Michael W. Schuster, a hematologic cancer expert known for spearheading the development of two of New York’s largest bone marrow and stem cell transplantation programs, has been named Director of Bone Marrow and Blood Stem Transplantation at Stony Brook University Medical Center. Appointed by SBUMC CEO Steven L. Strongwater, Schuster will lead the institution in expanding treatment and bone marrow/stem cell transplantation options for patients with leukemia, lymphoma, and other hematologic malignancies.
Schuster, also Professor of Medicine and Director of Hematologic Malignancies, comes to SBUMC from New York Presbyterian Hospital/Weill Cornell Medical College, where he was Director of Bone Marrow and Blood Stem Cell Transplantation, having started the program there more than 12 years ago. Prior to that, he founded the adult stem cell transplant program at North Shore University Hospital in Nassau County.
“We are thrilled that Dr. Schuster has joined Stony Brook, bringing his expertise and vision, to set the pace for the development of a world-class Bone Marrow and Blood Stem Cell Transplantation Program at Stony Brook University Medical Center,” said Strongwater. “He has facilitated nearly 2,000 stem cell transplants within the New York region during the past 10 years. Our patients will greatly benefit from his care and a program poised to grow.”
The Bone Marrow and Blood Stem Cell Transplantation Program at SBUMC provides comprehensive transplantation services for patients in need of a transplant to cure their disease. Earlier this year, under Schuster’s leadership, SBUMC received approval from the National Marrow Donor Program (NMDP) to be an NMDP allogeneic (stem cells from another person) transplant center. Stringent criteria determine whether a medical center is given that approval. NMDP approval allows the center to have access to the largest pool of unrelated stem cell donors in the world. This is needed for patients who do not have a brother or sister who is a match.

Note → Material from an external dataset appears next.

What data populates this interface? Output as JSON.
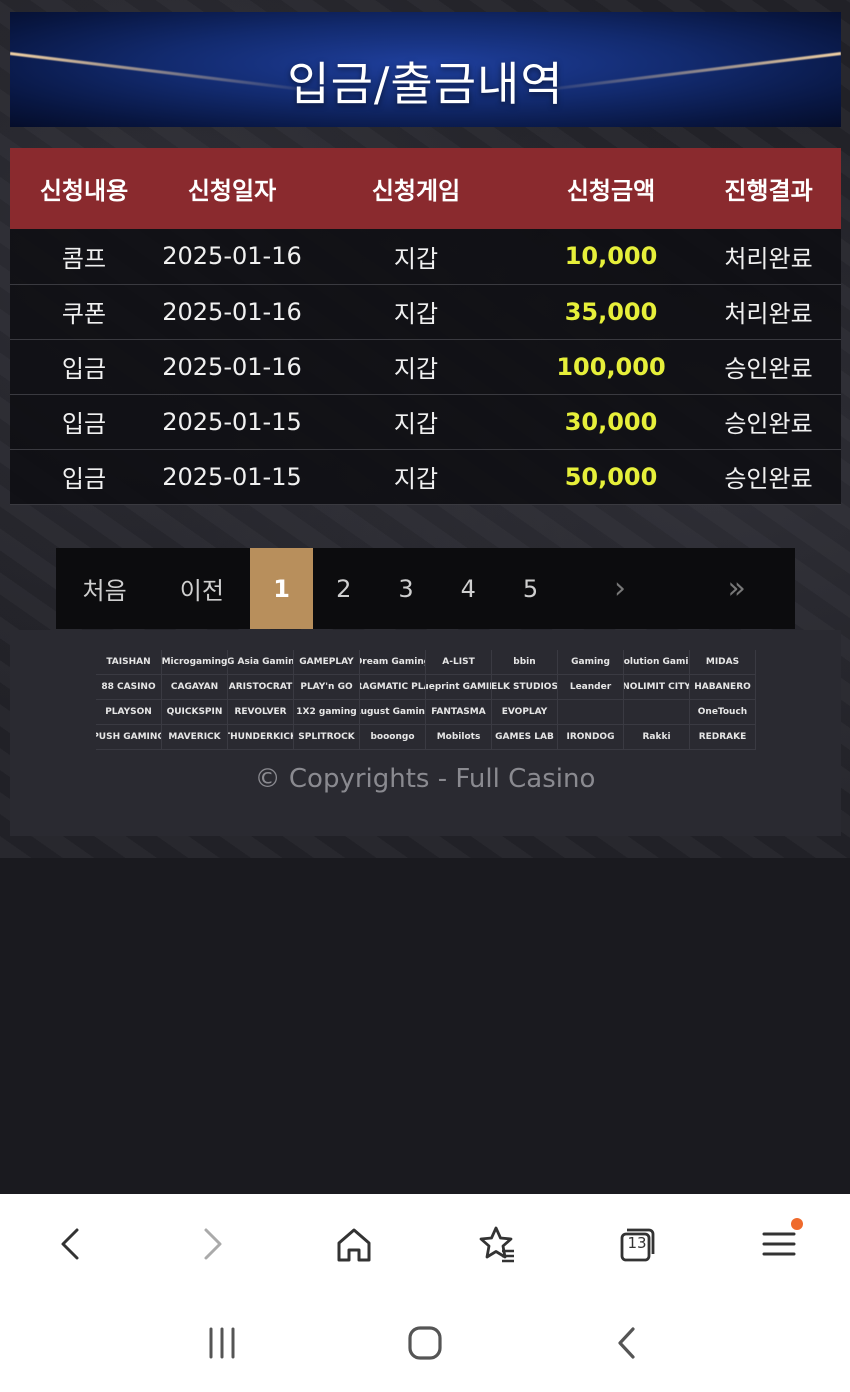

Schuster and his team will further expand stem cell transplantation by introducing other types of transplants, including umbilical cord blood transplants and haploidentical transplants—a technique that employs immunologic manipulation to use a family member as a donor who may not otherwise be a suitable match for the patient.
“With new and innovative methods of transplantation, new clinical trials to treat hematologic malignancies, and expansion of our clinical space, we expect to offer this often life-saving service to more of our patients with hematologic cancers,” said Schuster, who has been named to New York Magazine’s Best Doctors list for the past decade, as well as one of The New York Times “Super Docs.” “Another goal is for Stony Brook to increase its activities as a collection center, where we would collect hematopoietic stem cells that can be sent to any matched recipient at a transplant center nationwide.”
Schuster also hopes to establish an umbilical cord blood bank at SBUMC. With more than 4,000 births at SBUMC each year, umbilical cord blood could be banked to provide the life-saving cells for patients who may not have a suitable stem cell donor.
Schuster brings a depth of research expertise to the transplantation program and entire SBU Cancer Center research team, and he is eager to expand research and the testing of new treatments for hematologic malignancies.
During the past 20 years, he has been principal investigator for more than 150 clinical trials. He has also been involved in clinical trials that have led to the registration of breakthrough oncology drugs such as Gleevec® and Velcade®. Shuster has investigated extensively in the areas of hematologic malignancies, including multiple myoloma, lymphoma, and leukemia; therapeutic uses of cytokines; bone marrow and stem cell transplantation; oncology new drug development; and the treatment of cachexia, a condition of severe weight loss and muscle wasting that can accompany chronic or terminal conditions.
A graduate of Dartmouth Medical School, Schuster completed his training in hematology/oncology at Beth Israel Hospital in Boston and a postdoctoral fellowship in molecular biology at Harvard University. He is board certified in internal medicine and hematology and is a member of numerous professional and scientific societies, including the American Society of Hematology, American College of Physicians, American Society of Clinical Oncology, New York Academy of Sciences, American Society of Bone Marrow and Stem Cell Transplantation, and the Bone Marrow Foundation.
Schuster also serves in a number of national bone marrow/stem cell transplantation leadership positions, including as Medical Director, Gift of Life Bone Marrow Transplant registry, and Advisory Board, The Bone Marrow Foundation.